Google Cloud · Concept

GCP IAM Explained — Roles, Service Accounts, and Policies

By CertSharp Team~14 min read

The Core Idea

GCP IAM answers the question “who can do what on which resource?” — by binding roles (which contain permissions) to principals (users, groups, service accounts) on a resource (organisation, folder, project, or specific resource). Once you know that one sentence, everything else is detail.

Google Cloud IAM is one of those topics where the marketing diagram looks simple and the practical reality is meaningfully nuanced. The exam tests both — the conceptual model and the practical edge cases. This guide explains what IAM is, the three role types, service accounts, Workload Identity, and the mistakes that catch otherwise-prepared engineers.

The IAM mental model

Every IAM decision is composed of three things:

  1. Principal — the “who.” A user, group, service account, or Workload Identity pool member.
  2. Role — the “what.” A collection of permissions (like storage.objects.get) bundled into a named role (like roles/storage.objectViewer).
  3. Resource — the “on which.” Where the binding applies: an organisation, a folder, a project, or a specific resource.

You combine these into an IAM binding: “principal X has role Y on resource Z.” A collection of bindings on a resource is its IAM policy. When a principal tries to perform an action, GCP evaluates every applicable binding and decides whether the action is allowed.

IAM is allow-only. There are no deny rules at the IAM level (other than the separate Org Policy / Deny Policies system, which is beyond ACE scope). If no binding grants the permission, the action is denied by default. If any applicable binding grants the permission, it is allowed.

Resource hierarchy and inheritance

GCP has a 4-level resource hierarchy:

Organization └── Folder (can nest up to 10 deep) └── Project └── Resource (VM, bucket, cluster, etc.)
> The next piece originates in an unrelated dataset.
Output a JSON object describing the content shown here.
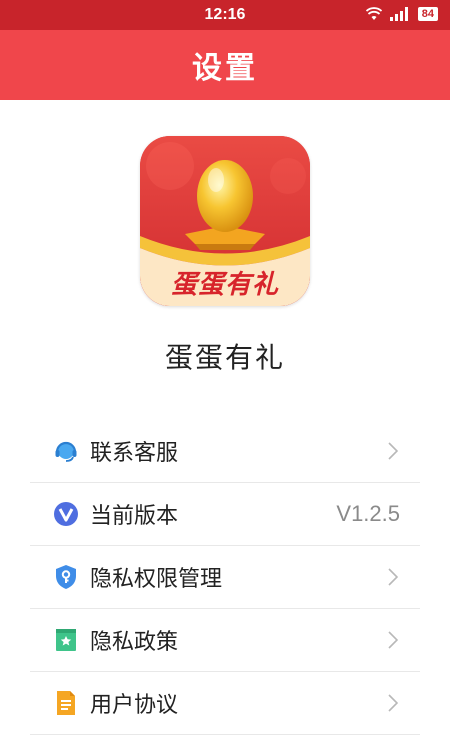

IAM bindings inherit downward. A role granted at the organisation level applies to every folder, project, and resource beneath it. A role granted at project level applies to every resource in that project. A role granted at resource level applies to just that resource.

Bindings union. If you have roles/viewer at org level and roles/owner at project level, you effectively have roles/owner on that project. A lower-level binding cannot subtract a permission granted at a higher level.
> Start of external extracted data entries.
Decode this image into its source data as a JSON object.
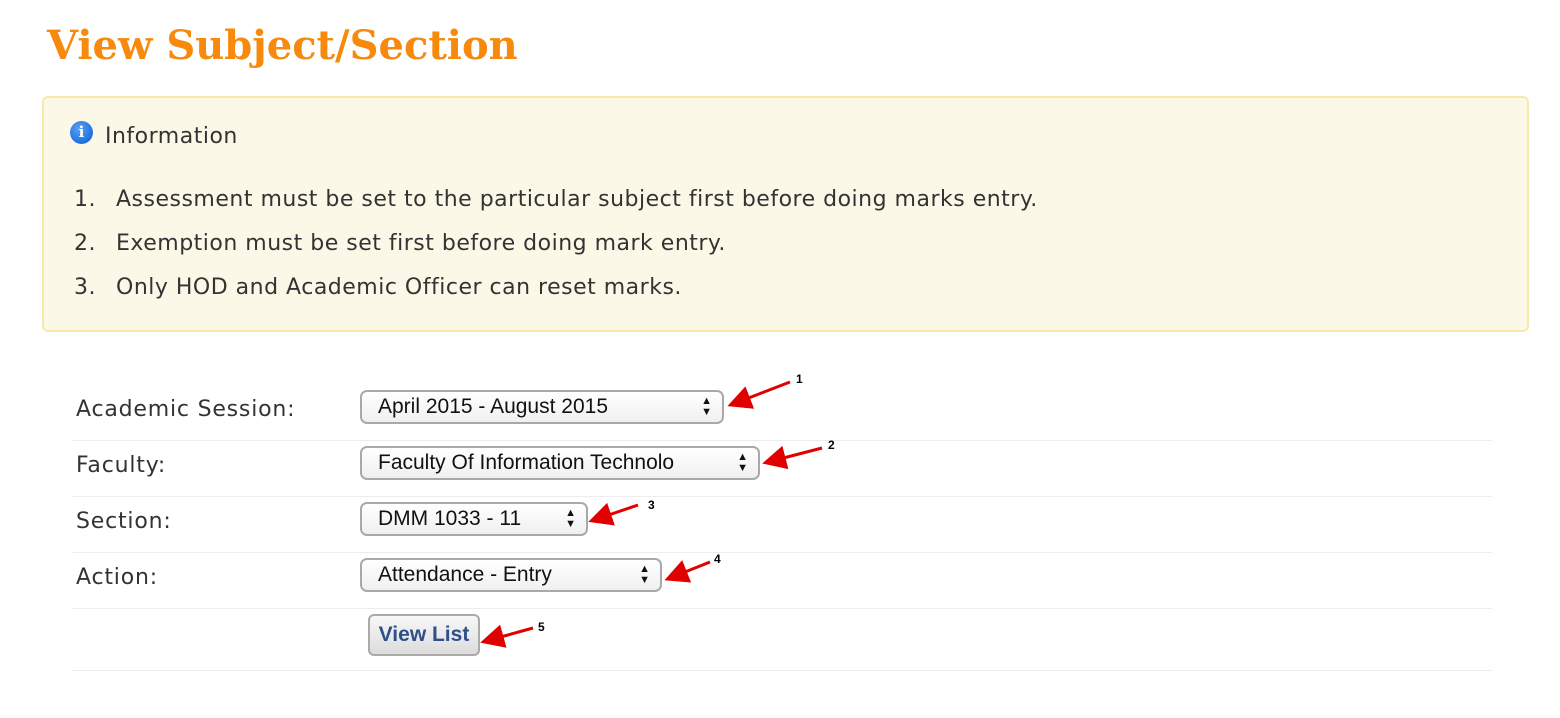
{
  "page": {
    "title": "View Subject/Section"
  },
  "info": {
    "icon": "info-icon",
    "icon_glyph": "i",
    "title": "Information",
    "items": [
      {
        "num": "1.",
        "text": "Assessment must be set to the particular subject first before doing marks entry."
      },
      {
        "num": "2.",
        "text": "Exemption must be set first before doing mark entry."
      },
      {
        "num": "3.",
        "text": "Only HOD and Academic Officer can reset marks."
      }
    ]
  },
  "form": {
    "academic_session": {
      "label": "Academic Session:",
      "value": "April 2015 - August 2015"
    },
    "faculty": {
      "label": "Faculty:",
      "value": "Faculty Of Information Technolo"
    },
    "section": {
      "label": "Section:",
      "value": "DMM 1033 - 11"
    },
    "action": {
      "label": "Action:",
      "value": "Attendance - Entry"
    },
    "view_button": "View List"
  },
  "annotations": [
    "1",
    "2",
    "3",
    "4",
    "5"
  ],
  "colors": {
    "title": "#f7890c",
    "info_bg": "#fcf8e8",
    "info_border": "#f9e9a8",
    "arrow": "#e00000",
    "button_text": "#2f4f8a"
  }
}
Practical implication: apply IAM bindings at the smallest scope that works. Org-level admin grants are powerful and dangerous — one over-broad binding at org level affects every project beneath it.

Principals — the “who”

Principal types GCP recognises:

  • Google Account — an individual human user with a Google identity (Gmail, Workspace, or Cloud Identity).
  • Service Account — a non-human identity used by applications and workloads. Has an email address ending in @PROJECT_ID.iam.gserviceaccount.com (for user-managed) or various Google-managed patterns.
  • Google Group — a collection of Google Accounts. Binding a role to a group binds it to every current and future member. Preferred for human users at scale.
  • Google Workspace Domain — every user in a given Workspace domain.
  • Cloud Identity Domain — every user in a Cloud Identity domain.
  • allAuthenticatedUsers — any signed-in Google user. Use with extreme care.
  • allUsers — anyone on the internet, signed in or not. Use only for genuinely public resources (a Cloud Run service exposing a public API, a Cloud Storage bucket serving a public website).
  • Workload Identity Pool / Provider members — federated identities from external sources (AWS, Azure, OIDC providers).
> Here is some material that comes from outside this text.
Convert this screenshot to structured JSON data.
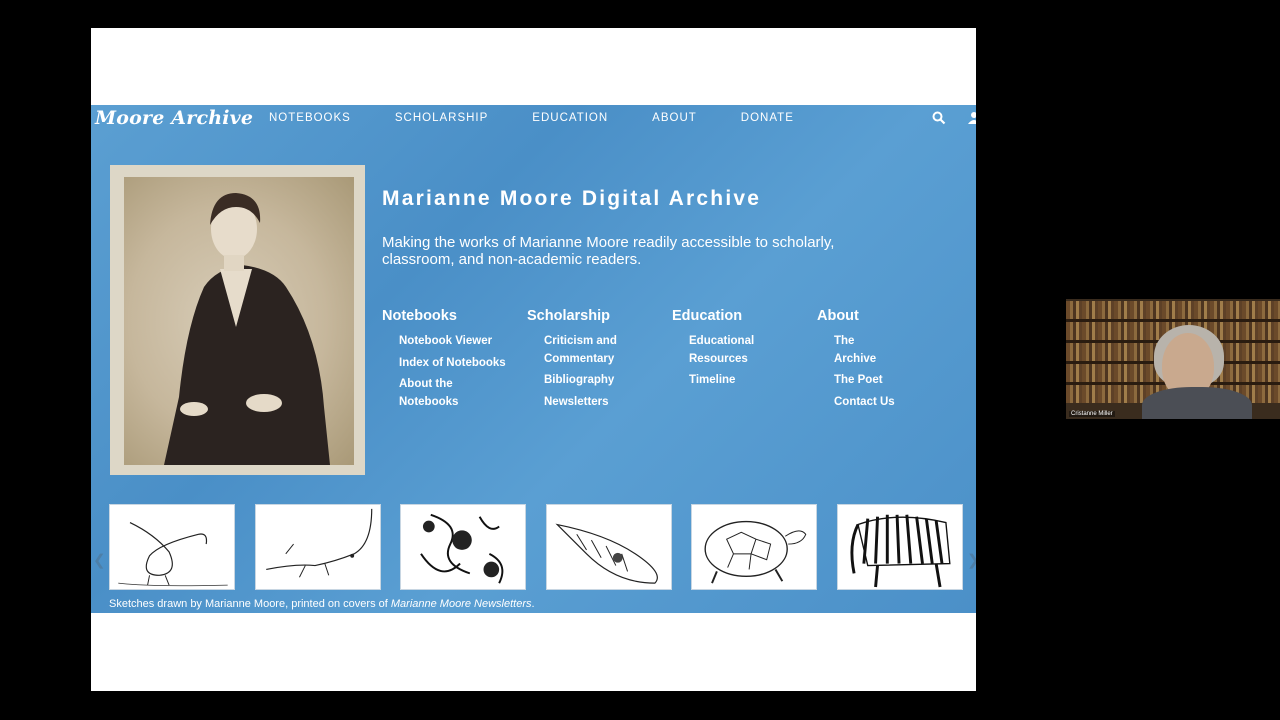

Exam-relevant detail: Cloud Run public access requires the binding allUsers → roles/run.invoker. Without it, the service returns 403. Cloud Storage public objects require allUsers → roles/storage.objectViewer at the bucket level.

Roles — the “what”

A role is a named bundle of permissions. A permission has the form SERVICE.RESOURCE.VERB, e.g., compute.instances.create, storage.objects.get, iam.serviceAccounts.actAs.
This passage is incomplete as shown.